To be clear I don't blame Gerighty here, this was a very difficult needle to thread. Unfortunately the difficulty itself is the issue.
Ubisoft's decision to not launch on Steam likely also hurt its ability to spread hype through word-of-mouth.
"It had a deal with the Epic Game Store," you'd reply. "Surely eager players would have gone there" The most passionate PC users probably did make the jump, but not renegotiating its Epic Game Store deal to support a PC launch here was a bad, bad move. Ubisoft seems to have realized this and is racing to get the game up on Steam and making sure Shadows launches on Valve's platform.
We can debate if the existing (if confounding, to me, personally) distaste for the Epic Store dampened enthusiasm there, but I find skipping Steam to be more about the missed opportunity than the sentiments about its competitor. How do you drive people to wishlist if you aren't on the platform where they build game wishlists? How do you get the algorithmic benefits of the Steam front page? If a friend tells a friend about the game, how do they quickly share it when they're on the same platform?
Ubisoft should have taken the L here and figured out whatever money they had to give back to Tim Sweeney to get Outlaws on Steam. This wasn't just about missed PC revenue—it was about a missed way for players to engage with the game.
First: greenlight Star Wars Outlaws 2, and work with LucasFilm licensing to get a broader creative palette to work with. Ubisoft Massive has a team of talented people who know what makes the game work, and they could absolutely build on what shined in the first game and make something better. Remember, it was Assassin's Creed II, not Assassin's Creed, that put the series on the map.
Second: figure out whoever did see these problems coming from a mile away, and find out why they weren't heard.
I've referred to "Ubisoft," the corporate entity in this story, but that phrase doesn't capture the nuance of a situation like this. Ubisoft the company is the one that lost out, but it's Ubisoft's workers who make the product, market the game, etc. etc. They're the first ones to know about soft discussion on social media, problems in the game that might dent reception, etc. I'm sure people knew about the problems. I suspect they weren't heard.

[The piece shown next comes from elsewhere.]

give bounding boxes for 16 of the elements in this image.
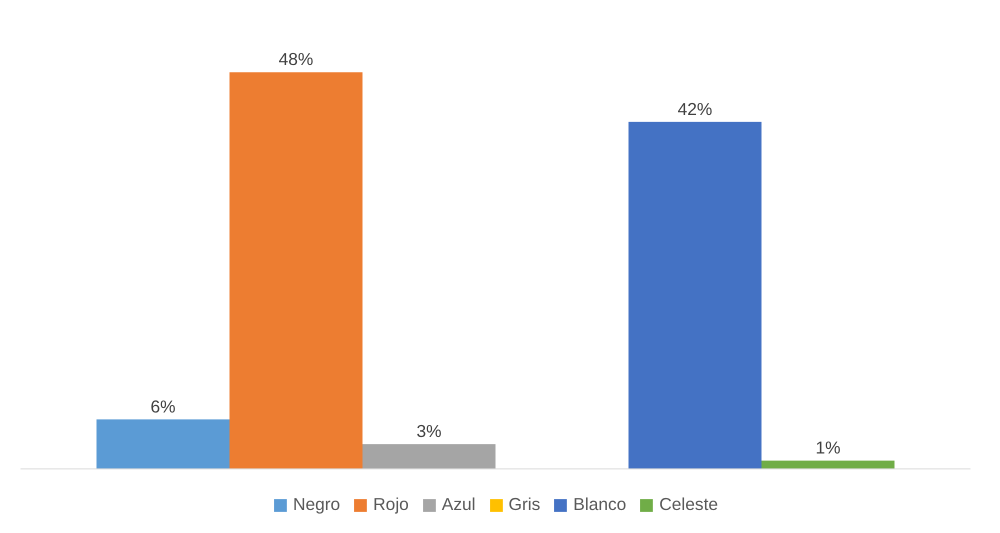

Investigations into Ubisoft's alleged culture of sexual harassment revealed that said culture went hand-in-hand with a power structure that regularly punished anyone who spoke up against leadership. Supposedly, bad actors at Ubisoft have been shown the door. But does the culture they enabled remain?
The fact that Ubisoft Board of Directors is launching a "review" of its practices signals they were badly caught off guard by Outlaws' underperforming. There's probably some level of ass-covering at play, but it sure doesn't sound like the work of a company that was prepared for a softer-than-expected launch.
Star Wars Outlaws had all the potential to be another blockbuster sales win for Ubisoft. I lurk in the Star Wars Outlaws subreddit, and every day there's at least one post by a player going "I thought this game was terrible because of the YouTube videos, but I tried it and loved it." It's a common enough phenomenon that I think this game is really going to find an audience in future years as it's picked up through Steam sales, like Avalanche Studios' Mad Max.
In the end I find picking through the debris of Outlaws' underperformance tiring. Star Wars is a big, bright, high-energy story that pits the dreamers against the cynics, and this is definitely a story where the cynics won. Too much time looking through their eyes can make it hard to dream.
But dream we should. Because the next great game—Star Wars or otherwise—is somewhere around the corner.